おすすめの本

家族の本(6月)

  • 掲載日:2022年6月15日

「家族」をテーマに3冊の本を紹介します。
新型コロナウイルスが猛威を振るい、その流行が思いがけず長く続いたことで、私たちの生活は一変しました。家で過ごす時間が増えたり、帰省ができずに家族と長い期間会えなかったりと、「家族」のことを考える時間が増えているのではないでしょうか。

彼女の家計簿

彼女の家計簿

  • 原田ひ香/著
  • 光文社
  • 2016年7月

わずか300ページ足らずの小説だが、出だしからグッと心をつかまれる内容である。家族のあり方、仕事、恋愛、戦争、そしてミステリーあり。様々なテーマが読み取れるが、家計簿を軸に世代や時代を超えた広がりのある物語になっている。
家計簿を昭和17年から昭和24年まで記帳し続けた加寿。その家計簿を手にした晴美。そして家計簿は里里のもとへ…。三人の女性の視点から過去と現代が並行して描かれている。ここに登場する女性たちは必死に生き、道を切り開いていく。その姿は潔く力強い。

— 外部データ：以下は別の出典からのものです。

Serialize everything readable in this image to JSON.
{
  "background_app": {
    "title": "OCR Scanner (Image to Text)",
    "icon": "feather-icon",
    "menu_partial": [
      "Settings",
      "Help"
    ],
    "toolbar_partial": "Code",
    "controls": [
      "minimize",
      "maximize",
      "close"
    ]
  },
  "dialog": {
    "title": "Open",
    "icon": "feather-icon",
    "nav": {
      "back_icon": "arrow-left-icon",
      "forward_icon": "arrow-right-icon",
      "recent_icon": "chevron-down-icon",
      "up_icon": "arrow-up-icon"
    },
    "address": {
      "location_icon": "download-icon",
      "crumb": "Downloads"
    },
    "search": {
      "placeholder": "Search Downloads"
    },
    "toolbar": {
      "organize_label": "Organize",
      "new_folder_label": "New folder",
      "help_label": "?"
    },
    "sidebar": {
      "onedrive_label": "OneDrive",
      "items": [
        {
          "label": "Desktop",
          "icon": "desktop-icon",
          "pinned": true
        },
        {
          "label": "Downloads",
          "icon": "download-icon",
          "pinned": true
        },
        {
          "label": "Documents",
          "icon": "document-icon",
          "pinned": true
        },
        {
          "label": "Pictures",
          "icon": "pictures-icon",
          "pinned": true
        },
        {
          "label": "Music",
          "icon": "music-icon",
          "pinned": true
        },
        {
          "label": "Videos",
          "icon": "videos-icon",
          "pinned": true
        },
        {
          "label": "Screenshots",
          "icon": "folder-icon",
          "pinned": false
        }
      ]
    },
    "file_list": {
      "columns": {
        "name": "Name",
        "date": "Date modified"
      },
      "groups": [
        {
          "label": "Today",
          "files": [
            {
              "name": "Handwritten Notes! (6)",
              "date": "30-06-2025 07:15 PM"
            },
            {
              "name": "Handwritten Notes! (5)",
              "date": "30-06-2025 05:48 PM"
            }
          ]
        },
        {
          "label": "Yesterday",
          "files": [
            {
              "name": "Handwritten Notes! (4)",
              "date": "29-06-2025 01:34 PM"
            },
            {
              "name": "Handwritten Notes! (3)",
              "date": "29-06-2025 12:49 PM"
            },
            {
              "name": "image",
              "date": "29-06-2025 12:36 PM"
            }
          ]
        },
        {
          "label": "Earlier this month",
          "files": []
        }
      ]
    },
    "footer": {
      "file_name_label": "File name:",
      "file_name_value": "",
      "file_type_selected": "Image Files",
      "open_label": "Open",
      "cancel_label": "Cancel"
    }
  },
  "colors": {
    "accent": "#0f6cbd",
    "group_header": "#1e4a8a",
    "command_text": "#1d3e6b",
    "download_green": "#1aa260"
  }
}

一気に読め、元気になれる一冊だ。

ジェンナ-奇跡を生きる少女-

ジェンナ-奇跡を生きる少女-

  • メアリ・E・ピアソン/著 三辺律子/訳
  • 小学館
  • 2012年2月

大地震があり、パンデミックもあった後の未来の物語。ジェンナは1年半前に事故にあい、2週間前に目覚めたと聞いたが、何も覚えていない。家族のことも、自分がジェンナだったということも。事故のせいで一時的な記憶喪失なのだと聞かされるが、体の動かし方も忘れているのか、歩き方もぎこちない。それでも、歴史や文学など、はっきりと記憶している知識もある。眠っている間に、ジェンナに何があったのか。それがわかったとき、自分がジェンナだったら…、ジェンナの家族だったらどうしただろう…と考えてしまう。

ボブという名のストリート・キャット

ボブという名のストリート・キャット

  • ジェームズ・ボーエン/著 服部京子/訳
  • 辰巳出版
  • 2013年12月

ロンドンで麻薬中毒の治療を受けながら、政府が用意したアパートで暮らしていたジェームズは、ある日一匹の茶トラの猫と出会います。猫は、弱々しく、毛もぼさぼさで怪我もしているようでした。ジェームズは、猫にボブという名前を付け、部屋に迎え入れます。エサを与え、病院に連れていき、正式な飼い主になりました。一緒に仕事に行ったり、クリスマスを過ごしたりするうちに、ジェームズとボブの絆は深まり、ジェームズは辛い治療にも励むようになります。すべては、ボブと幸せに暮らすために・・・
ペットだって大切な家族。1匹の猫との出会いが、青年の人生を大きく変えた、本当にあった心温まるストーリーです。